Former Tory prime minister says the controversial illegal migration bill will give "the traffickers another weapon to hold people in that slavery and exploitation".

Theresa May has warned the government’s crackdown on migration will create more victims of modern slavery as ministers attempt to deter people from crossing the English Channel.

The former prime minister been joined by former leader Iain Duncan Smith in objecting to the illegal migration bill based on its potential to fuel human trafficking.

May, a long-serving home secretary who had a reputation for her hardline approach to immigration, said the controversial proposed legislation will give “the traffickers another weapon to hold people in that slavery and exploitation”.

The MP described an amendment tabled by ministers as a “slap in the face”.

Temporary protection against removal from the UK is currently given to suspected victims of modern slavery or human trafficking while their case is considered.

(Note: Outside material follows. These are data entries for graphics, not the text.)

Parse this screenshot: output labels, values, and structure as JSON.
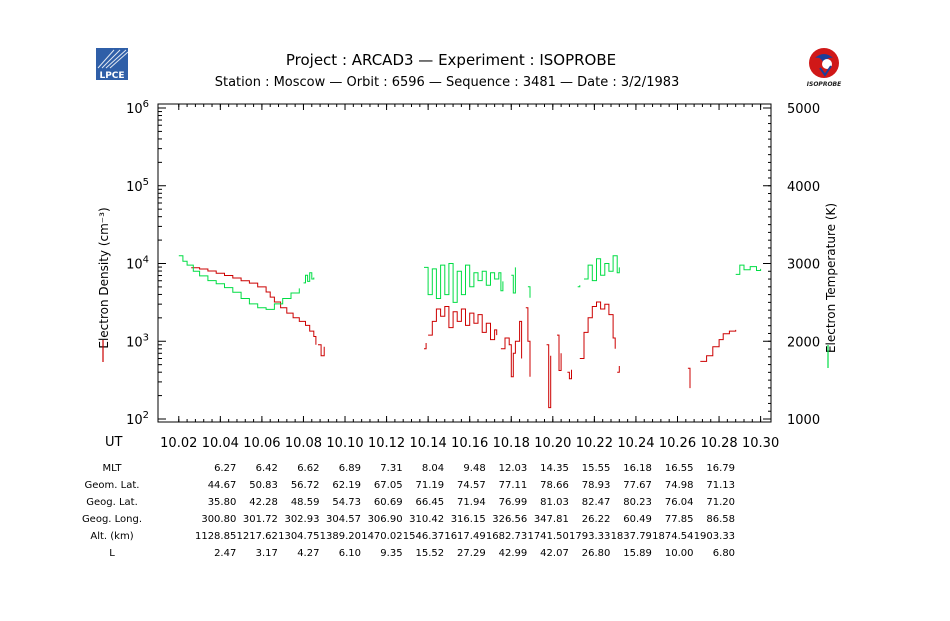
{
  "header": {
    "title": "Project : ARCAD3  —  Experiment : ISOPROBE",
    "subtitle": "Station : Moscow  —  Orbit :  6596  —  Sequence : 3481  —  Date : 3/2/1983",
    "logo_left_text": "LPCE",
    "logo_right_text": "ISOPROBE"
  },
  "colors": {
    "density": "#cc0000",
    "temperature": "#00dd44",
    "axis": "#000000",
    "logo_blue": "#2f5fa8"
  },
  "chart_data": {
    "type": "line",
    "xlabel": "UT",
    "ylabel": "Electron Density (cm⁻³)",
    "y2label": "Electron Temperature (K)",
    "xlim": [
      10.01,
      10.305
    ],
    "ylim": [
      100,
      1000000
    ],
    "yscale": "log",
    "y2lim": [
      1000,
      5000
    ],
    "x_ticks": [
      "10.02",
      "10.04",
      "10.06",
      "10.08",
      "10.10",
      "10.12",
      "10.14",
      "10.16",
      "10.18",
      "10.20",
      "10.22",
      "10.24",
      "10.26",
      "10.28",
      "10.30"
    ],
    "y_ticks": [
      {
        "base": "10",
        "exp": "2",
        "value": 100
      },
      {
        "base": "10",
        "exp": "3",
        "value": 1000
      },
      {
        "base": "10",
        "exp": "4",
        "value": 10000
      },
      {
        "base": "10",
        "exp": "5",
        "value": 100000
      },
      {
        "base": "10",
        "exp": "6",
        "value": 1000000
      }
    ],
    "y2_ticks": [
      "1000",
      "2000",
      "3000",
      "4000",
      "5000"
    ],
    "series": [
      {
        "name": "Electron Density",
        "axis": "left",
        "segments": [
          [
            [
              10.026,
              8800
            ],
            [
              10.03,
              8500
            ],
            [
              10.034,
              8000
            ],
            [
              10.038,
              7500
            ],
            [
              10.042,
              7000
            ],
            [
              10.046,
              6500
            ],
            [
              10.05,
              6000
            ],
            [
              10.054,
              5600
            ],
            [
              10.058,
              5000
            ],
            [
              10.062,
              4300
            ],
            [
              10.064,
              3700
            ],
            [
              10.066,
              3200
            ],
            [
              10.069,
              2700
            ],
            [
              10.072,
              2300
            ],
            [
              10.075,
              2000
            ],
            [
              10.078,
              1800
            ],
            [
              10.081,
              1600
            ],
            [
              10.083,
              1350
            ],
            [
              10.085,
              1150
            ],
            [
              10.086,
              900
            ]
          ],
          [
            [
              10.087,
              900
            ],
            [
              10.0885,
              650
            ],
            [
              10.09,
              850
            ]
          ],
          [
            [
              10.138,
              800
            ],
            [
              10.139,
              950
            ]
          ],
          [
            [
              10.14,
              1200
            ],
            [
              10.142,
              1800
            ],
            [
              10.144,
              2600
            ],
            [
              10.146,
              2100
            ],
            [
              10.148,
              2800
            ],
            [
              10.15,
              1500
            ],
            [
              10.152,
              2400
            ],
            [
              10.154,
              1800
            ],
            [
              10.156,
              2600
            ],
            [
              10.158,
              1600
            ],
            [
              10.16,
              2300
            ],
            [
              10.162,
              1700
            ],
            [
              10.164,
              2200
            ],
            [
              10.166,
              1300
            ],
            [
              10.168,
              1700
            ],
            [
              10.17,
              1050
            ],
            [
              10.172,
              1400
            ],
            [
              10.173,
              1200
            ]
          ],
          [
            [
              10.175,
              800
            ],
            [
              10.177,
              1100
            ],
            [
              10.179,
              900
            ],
            [
              10.18,
              350
            ],
            [
              10.181,
              700
            ],
            [
              10.182,
              1000
            ],
            [
              10.184,
              1800
            ],
            [
              10.185,
              600
            ]
          ],
          [
            [
              10.187,
              2700
            ],
            [
              10.188,
              1000
            ],
            [
              10.189,
              350
            ]
          ],
          [
            [
              10.197,
              900
            ],
            [
              10.198,
              140
            ],
            [
              10.199,
              650
            ]
          ],
          [
            [
              10.202,
              1200
            ],
            [
              10.203,
              420
            ],
            [
              10.204,
              700
            ]
          ],
          [
            [
              10.207,
              400
            ],
            [
              10.208,
              330
            ],
            [
              10.209,
              430
            ]
          ],
          [
            [
              10.213,
              600
            ],
            [
              10.215,
              1300
            ],
            [
              10.217,
              2000
            ],
            [
              10.219,
              2800
            ],
            [
              10.221,
              3200
            ],
            [
              10.223,
              2600
            ],
            [
              10.225,
              3000
            ],
            [
              10.227,
              2200
            ],
            [
              10.229,
              1100
            ],
            [
              10.23,
              800
            ]
          ],
          [
            [
              10.231,
              400
            ],
            [
              10.232,
              480
            ]
          ],
          [
            [
              10.265,
              450
            ],
            [
              10.266,
              250
            ]
          ],
          [
            [
              10.271,
              550
            ],
            [
              10.274,
              650
            ],
            [
              10.277,
              850
            ],
            [
              10.28,
              1050
            ],
            [
              10.282,
              1250
            ],
            [
              10.285,
              1350
            ],
            [
              10.288,
              1400
            ]
          ]
        ]
      },
      {
        "name": "Electron Temperature",
        "axis": "right",
        "segments": [
          [
            [
              10.02,
              3100
            ],
            [
              10.022,
              3030
            ],
            [
              10.024,
              2980
            ],
            [
              10.027,
              2900
            ],
            [
              10.03,
              2840
            ],
            [
              10.034,
              2780
            ],
            [
              10.038,
              2740
            ],
            [
              10.042,
              2690
            ],
            [
              10.046,
              2630
            ],
            [
              10.05,
              2550
            ],
            [
              10.054,
              2480
            ],
            [
              10.058,
              2430
            ],
            [
              10.062,
              2410
            ],
            [
              10.066,
              2480
            ],
            [
              10.07,
              2550
            ],
            [
              10.074,
              2620
            ],
            [
              10.078,
              2680
            ]
          ],
          [
            [
              10.08,
              2750
            ],
            [
              10.081,
              2850
            ],
            [
              10.082,
              2770
            ],
            [
              10.083,
              2880
            ],
            [
              10.084,
              2800
            ],
            [
              10.085,
              2820
            ]
          ],
          [
            [
              10.138,
              2950
            ],
            [
              10.14,
              2600
            ],
            [
              10.142,
              2930
            ],
            [
              10.144,
              2550
            ],
            [
              10.146,
              2980
            ],
            [
              10.148,
              2600
            ],
            [
              10.15,
              3000
            ],
            [
              10.152,
              2500
            ],
            [
              10.154,
              2900
            ],
            [
              10.156,
              2600
            ],
            [
              10.158,
              2980
            ],
            [
              10.16,
              2700
            ],
            [
              10.162,
              2880
            ],
            [
              10.164,
              2780
            ],
            [
              10.166,
              2900
            ],
            [
              10.168,
              2720
            ],
            [
              10.17,
              2880
            ],
            [
              10.172,
              2800
            ],
            [
              10.174,
              2880
            ],
            [
              10.175,
              2650
            ],
            [
              10.176,
              2770
            ]
          ],
          [
            [
              10.18,
              2850
            ],
            [
              10.181,
              2620
            ],
            [
              10.182,
              2950
            ]
          ],
          [
            [
              10.188,
              2700
            ],
            [
              10.189,
              2560
            ]
          ],
          [
            [
              10.212,
              2700
            ],
            [
              10.213,
              2720
            ]
          ],
          [
            [
              10.215,
              2800
            ],
            [
              10.217,
              2980
            ],
            [
              10.219,
              2780
            ],
            [
              10.221,
              3060
            ],
            [
              10.223,
              2850
            ],
            [
              10.225,
              3000
            ],
            [
              10.227,
              2900
            ],
            [
              10.229,
              3100
            ],
            [
              10.231,
              2880
            ],
            [
              10.232,
              2950
            ]
          ],
          [
            [
              10.288,
              2860
            ],
            [
              10.29,
              2980
            ],
            [
              10.292,
              2920
            ],
            [
              10.295,
              2960
            ],
            [
              10.298,
              2910
            ],
            [
              10.3,
              2930
            ]
          ]
        ]
      }
    ]
  },
  "table": {
    "rows": [
      {
        "label": "MLT",
        "values": [
          "6.27",
          "6.42",
          "6.62",
          "6.89",
          "7.31",
          "8.04",
          "9.48",
          "12.03",
          "14.35",
          "15.55",
          "16.18",
          "16.55",
          "16.79"
        ]
      },
      {
        "label": "Geom. Lat.",
        "values": [
          "44.67",
          "50.83",
          "56.72",
          "62.19",
          "67.05",
          "71.19",
          "74.57",
          "77.11",
          "78.66",
          "78.93",
          "77.67",
          "74.98",
          "71.13"
        ]
      },
      {
        "label": "Geog. Lat.",
        "values": [
          "35.80",
          "42.28",
          "48.59",
          "54.73",
          "60.69",
          "66.45",
          "71.94",
          "76.99",
          "81.03",
          "82.47",
          "80.23",
          "76.04",
          "71.20"
        ]
      },
      {
        "label": "Geog. Long.",
        "values": [
          "300.80",
          "301.72",
          "302.93",
          "304.57",
          "306.90",
          "310.42",
          "316.15",
          "326.56",
          "347.81",
          "26.22",
          "60.49",
          "77.85",
          "86.58"
        ]
      },
      {
        "label": "Alt. (km)",
        "values": [
          "1128.85",
          "1217.62",
          "1304.75",
          "1389.20",
          "1470.02",
          "1546.37",
          "1617.49",
          "1682.73",
          "1741.50",
          "1793.33",
          "1837.79",
          "1874.54",
          "1903.33"
        ]
      },
      {
        "label": "L",
        "values": [
          "2.47",
          "3.17",
          "4.27",
          "6.10",
          "9.35",
          "15.52",
          "27.29",
          "42.99",
          "42.07",
          "26.80",
          "15.89",
          "10.00",
          "6.80"
        ]
      }
    ]
  }
}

But the bill removes this protection for those judged to have entered the UK illegally.

It contains an exception for people co-operating with a criminal investigation, but the government amendment adds it is not necessary for a person to be present in the UK to co-operate with such proceedings unless there are judged to be “compelling circumstances”.

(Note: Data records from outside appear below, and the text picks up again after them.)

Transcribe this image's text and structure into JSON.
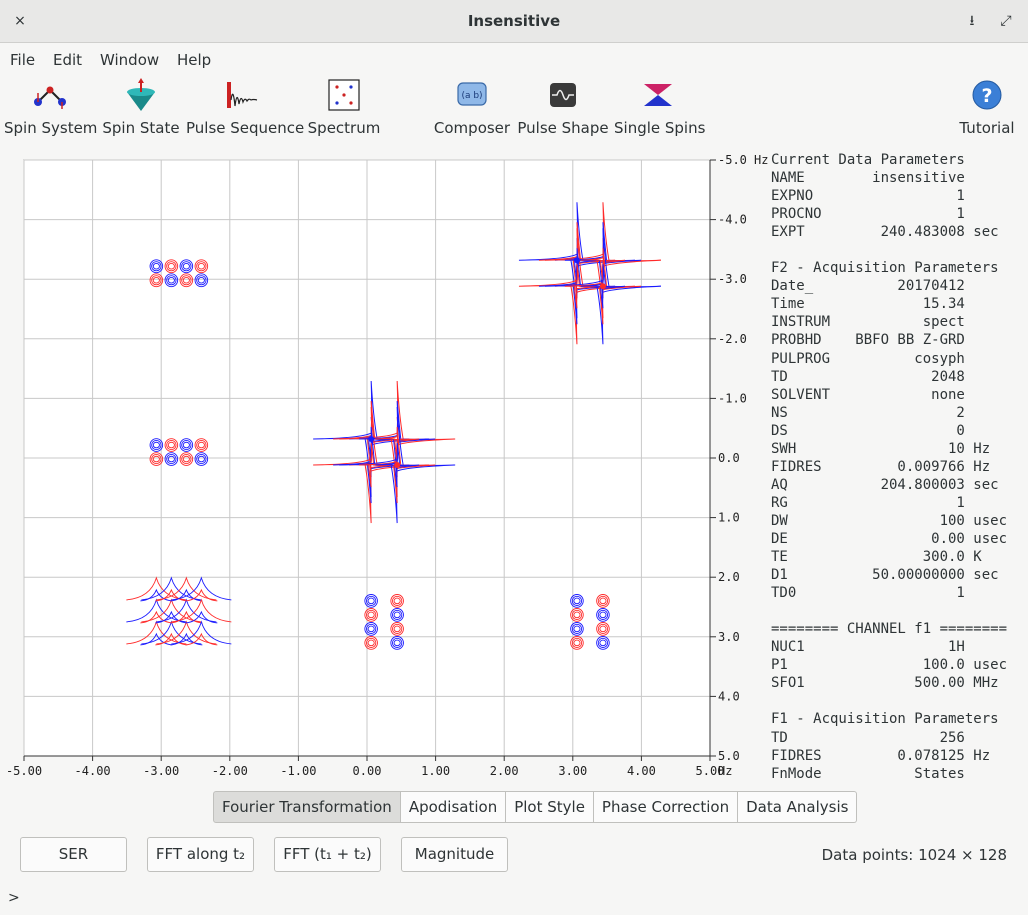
{
  "window": {
    "title": "Insensitive",
    "close_glyph": "×",
    "download_glyph": "⭳",
    "maximize_glyph": "⤢"
  },
  "menu": [
    "File",
    "Edit",
    "Window",
    "Help"
  ],
  "toolbar": [
    {
      "label": "Spin System",
      "icon": "spin-system-icon"
    },
    {
      "label": "Spin State",
      "icon": "spin-state-icon"
    },
    {
      "label": "Pulse Sequence",
      "icon": "pulse-sequence-icon"
    },
    {
      "label": "Spectrum",
      "icon": "spectrum-icon"
    },
    {
      "label": "Composer",
      "icon": "composer-icon"
    },
    {
      "label": "Pulse Shape",
      "icon": "pulse-shape-icon"
    },
    {
      "label": "Single Spins",
      "icon": "single-spins-icon"
    },
    {
      "label": "Tutorial",
      "icon": "help-icon"
    }
  ],
  "chart_data": {
    "type": "contour",
    "x_ticks": [
      "-5.00",
      "-4.00",
      "-3.00",
      "-2.00",
      "-1.00",
      "0.00",
      "1.00",
      "2.00",
      "3.00",
      "4.00",
      "5.00"
    ],
    "x_unit": "Hz",
    "y_ticks": [
      "-5.0",
      "-4.0",
      "-3.0",
      "-2.0",
      "-1.0",
      "0.0",
      "1.0",
      "2.0",
      "3.0",
      "4.0",
      "5.0"
    ],
    "y_unit": "Hz",
    "xlim": [
      -5,
      5
    ],
    "ylim": [
      -5,
      5
    ],
    "grid": true,
    "diagonal_peaks": [
      {
        "x": 0.25,
        "y": -0.1
      },
      {
        "x": 3.25,
        "y": -3.1
      }
    ],
    "cross_peaks": [
      {
        "x": -2.75,
        "y": -3.1
      },
      {
        "x": -2.75,
        "y": -0.1
      },
      {
        "x": 0.25,
        "y": 2.75
      },
      {
        "x": 3.25,
        "y": 2.75
      }
    ],
    "broad_peak": {
      "x": -2.75,
      "y": 2.75
    },
    "colors": {
      "positive": "#1a1aff",
      "negative": "#ff2a2a"
    }
  },
  "params": [
    "Current Data Parameters",
    "NAME        insensitive",
    "EXPNO                 1",
    "PROCNO                1",
    "EXPT         240.483008 sec",
    "",
    "F2 - Acquisition Parameters",
    "Date_          20170412",
    "Time              15.34",
    "INSTRUM           spect",
    "PROBHD    BBFO BB Z-GRD",
    "PULPROG          cosyph",
    "TD                 2048",
    "SOLVENT            none",
    "NS                    2",
    "DS                    0",
    "SWH                  10 Hz",
    "FIDRES         0.009766 Hz",
    "AQ           204.800003 sec",
    "RG                    1",
    "DW                  100 usec",
    "DE                 0.00 usec",
    "TE                300.0 K",
    "D1          50.00000000 sec",
    "TD0                   1",
    "",
    "======== CHANNEL f1 ========",
    "NUC1                 1H",
    "P1                100.0 usec",
    "SFO1             500.00 MHz",
    "",
    "F1 - Acquisition Parameters",
    "TD                  256",
    "FIDRES         0.078125 Hz",
    "FnMode           States"
  ],
  "tabs": [
    "Fourier Transformation",
    "Apodisation",
    "Plot Style",
    "Phase Correction",
    "Data Analysis"
  ],
  "active_tab": 0,
  "buttons": [
    "SER",
    "FFT along t₂",
    "FFT (t₁ + t₂)",
    "Magnitude"
  ],
  "status": "Data points: 1024 × 128",
  "prompt": ">"
}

May and Duncan Smith are behind a separate amendment seeking to protect victims of modern slavery in the UK from removal and being barred from returning.

May said the change also suggests those dealing with the bill “simply do not understand the nature of these crimes or the position of victims”.

The MP for Maidenhead said the government amendment will make it “much harder” to investigate and prosecute traffickers and slavedrivers given victims need to feel safe and have confidence in the authorities.

She said: “Sending victims back to their own country or a third country like Rwanda will simply, at best, make them feel less secure, and therefore less able or willing to give the evidence needed, and at worst will drive them back into the arms of the traffickers and slavedrivers.”

She added: “Modern slavery is the greatest human rights issue of our time. The approach in this bill, I believe, will have several ramifications. I believe it will consign victims to remain in slavery.

“The government will be ensuring that more people will stay enslaved and in exploitation as a result of this bill because it will give the slavedrivers, it will give the traffickers, another weapon to hold people in that slavery and exploitation, because it’ll be very easy to say to them, ‘Don’t even think about trying to escape from the misery of your life, from the suffering we’re subjecting you to because all the UK government will do is send you away and probably send you to Rwanda’.

“The modern slavery act gave hope to victims, this bill removes that hope. I genuinely believe that, if enacted as it is currently proposed, this bill will leave more people, more men, women and children, in slavery in the UK.”